– Ведь это, должно быть, ужасная боль.
– Ммм… как вам сказать… Да, вначале есть-с; и даже очень чувствительно, особенно потому, что без привычки, и он, этот Савакирей, тоже имел сноровку на опух бить, чтобы кровь не спущать, но я против этого его тонкого искусства свою хитрую сноровку взял: как он меня хло-быснет, я сам под нагайкой спиною поддерну, и так приноровился, что сейчас шкурку себе и сорву, таким манером и обезопасился, и сам этого Савакирея запорол.
– Как запороли, неужто совершенно до смерти?
– Да-с, он через свое упорство да через политику так глупо себя допустил, что его больше и на свете не стало, – отвечал добродушно и бесстрастно рассказчик и, видя, что слушатели все смотрят на него если не с ужасом, то с немым недоумением, как будто почувствовал необходимость пополнить свой рассказ пояснением.
– Видите, – продолжал он, – это стало не от меня, а от него, потому что он во всех Рынь-песках первый батырь считался и через эту амбицыю ни за что не хотел мне уступить, хотел благородно вытерпеть, чтобы позора через себя на азиатскую нацыю не положить, но сомлел, беднячок, и против меня не вытерпел, верно, потому, что я в рот грош взял. Ужасно это помогает, и я все его грыз, чтобы боли не чувствовать, а для рассеянности мыслей в уме удары считал, так мне и ничего.
– И сколько же вы насчитали ударов? – перебили рассказчика.
– А вот наверно этого сказать не могу-с, помню, что я сосчитал до двести до восемьдесят и два, а потом вдруг покачнуло меня вроде обморока, я и сбился на минуту и уже так, без счета пущал, но только Савакирей тут же вскоре последний разок на меня замахнулся, а уже ударить не мог, сам, как кукла, на меня вперед и упал: посмотрели, а он мертвый… Тьфу ты, дурак эдакий! до чего дотерпелся? Чуть я за него в острог не попал. Татарва – те ничего: ну, убил и убил: на то такие были кондиции, потому что и он меня мог засечь, но свои, наши русские, даже досадно, как этого не понимают, и взъелись. Я говорю:
«Ну, вам что такого? что вам за надобность?»
«Как, – говорят, – ведь ты азиата убил?»
«Ну так что же, мол, такое, что я его убил? Ведь это дело любовное. А разве лучше было бы, если бы он меня засек?»
«Он, – говорят, – тебя мог засечь, и ему ничего, потому что он иновер, а тебя, – говорят, – по христианству надо судить. Пойдем, – говорят, – в полицию».
Ну, я себе думаю: «Ладно, братцы, судите ветра в поле»; а как, по-моему, полиция, нет ее ничего вреднее, то я сейчас шмыг за одного татарина, да за другого. Шепчу им:
«Спасайте, князья: сами видели, все это было на честном бою…»
Они сжались, и пошли меня друг за дружку перепихивать, и скрыли.
– То есть позвольте… как же они вас скрыли?
– Совсем я с ними бежал в их степи.
– В степи даже!
– Да-с, в самые Рынь-пески.
– И долго там провели?
– Целые десять лет: двадцати трех лет меня в Рынь-пески доставили, по тридцать четвертому году я оттуда назад убежал.
– Что же, вам понравилось или нет в степи жить?
– Нет-с; что же там может нравиться? скучно, и больше ничего; а только раньше уйти нельзя было.
– Отчего же: держали вас татары в яме или караулили?

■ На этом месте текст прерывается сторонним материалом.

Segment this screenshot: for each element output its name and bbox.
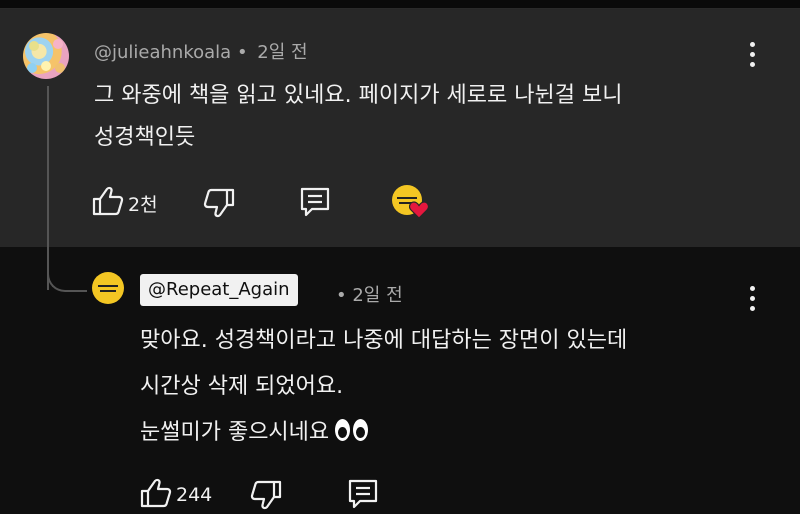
top-divider <box>0 0 800 9</box>
comment-text-line: 그 와중에 책을 읽고 있네요. 페이지가 세로로 나뉜걸 보니 <box>94 83 623 108</box>
avatar[interactable] <box>92 272 124 304</box>
like-count: 244 <box>176 484 213 506</box>
more-vertical-icon[interactable] <box>742 42 762 68</box>
reply-icon[interactable] <box>346 478 380 514</box>
timestamp[interactable]: 2일 전 <box>352 285 402 306</box>
like-count: 2천 <box>128 193 158 216</box>
comment-text-line-3: 눈썰미가 좋으시네요 <box>140 410 740 456</box>
thumbs-down-icon[interactable] <box>250 480 282 514</box>
comment-text-line: 맞아요. 성경책이라고 나중에 대답하는 장면이 있는데 <box>140 328 628 353</box>
thumbs-down-icon[interactable] <box>203 188 235 222</box>
thumbs-up-icon[interactable] <box>92 186 124 220</box>
comment-text-line: 시간상 삭제 되었어요. <box>140 374 344 399</box>
author-name[interactable]: @julieahnkoala <box>94 42 231 63</box>
reply-actions: 244 <box>140 478 212 512</box>
separator-dot: • <box>236 42 248 63</box>
separator-dot: • <box>336 285 347 306</box>
creator-heart-icon <box>392 185 430 219</box>
comment-text-line: 성경책인듯 <box>94 125 196 150</box>
avatar[interactable] <box>23 33 69 79</box>
comment-text: 그 와중에 책을 읽고 있네요. 페이지가 세로로 나뉜걸 보니 성경책인듯 <box>94 75 734 159</box>
timestamp[interactable]: 2일 전 <box>257 42 307 63</box>
reply-icon[interactable] <box>298 186 332 222</box>
thread-connector <box>47 258 87 292</box>
comment-header: @julieahnkoala • 2일 전 <box>94 38 308 64</box>
comment-header: • 2일 전 <box>336 281 403 307</box>
eyes-emoji <box>335 419 369 441</box>
comment-actions: 2천 <box>92 186 158 220</box>
comment-text-span: 눈썰미가 좋으시네요 <box>140 420 330 445</box>
thumbs-up-icon[interactable] <box>140 478 172 512</box>
author-name[interactable]: @Repeat_Again <box>140 274 298 306</box>
more-vertical-icon[interactable] <box>742 286 762 312</box>
comment-text: 맞아요. 성경책이라고 나중에 대답하는 장면이 있는데 시간상 삭제 되었어요… <box>140 318 740 456</box>
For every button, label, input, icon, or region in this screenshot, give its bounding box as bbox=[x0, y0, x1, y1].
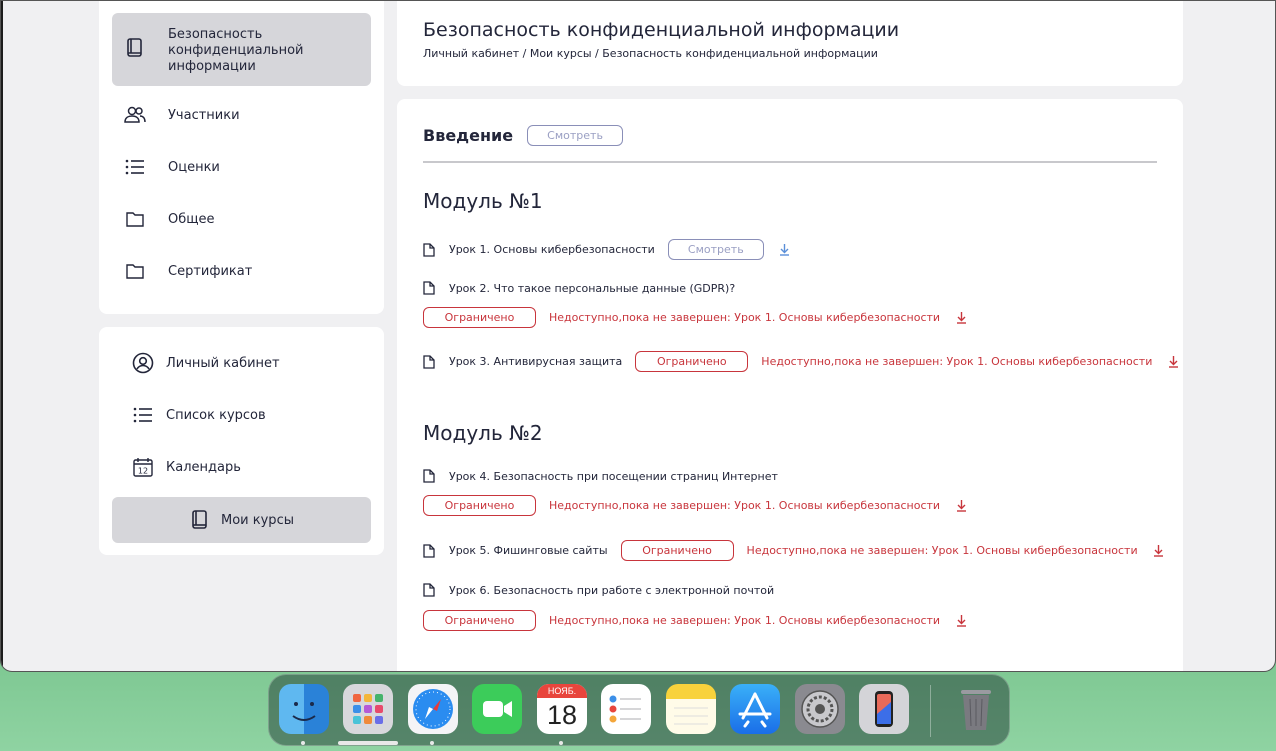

– Нет-с, они добрые, они этого неблагородства со мною не допускали, чтобы в яму сажать или в колодки, а просто говорят: «Ты нам, Иван, будь приятель; мы, – говорят, – тебя очень любим, и ты с нами в степи живи и полезным человеком будь, – коней нам лечи и бабам помогай».
– И вы лечили?
– Лечил; я так у них за лекаря и был, и самих их, и скотину всю, и коней, и овец, всего больше жен ихних, татарок, пользовал.
– Да вы разве умеете лечить?
– Как бы вам это сказать… Да ведь в этом какая же хитрость? Чем кто заболит – я сабуру дам или калганного корня, и пройдет, а сабуру у них много было, – в Саратове один татарин целый мешок нашел и привез, да они до меня не знали, к чему его определить.
– И обжились вы с ними?
– Нет-с, постоянно назад стремился.
– И неужто никак нельзя было уйти от них?
– Нет-с, отчего же, если бы у меня ноги в своем виде оставались, так я, наверно, давно бы назад в отечество ушел.
– А у вас что же с ногами случилось?
– Подщетинен я был после первого раза.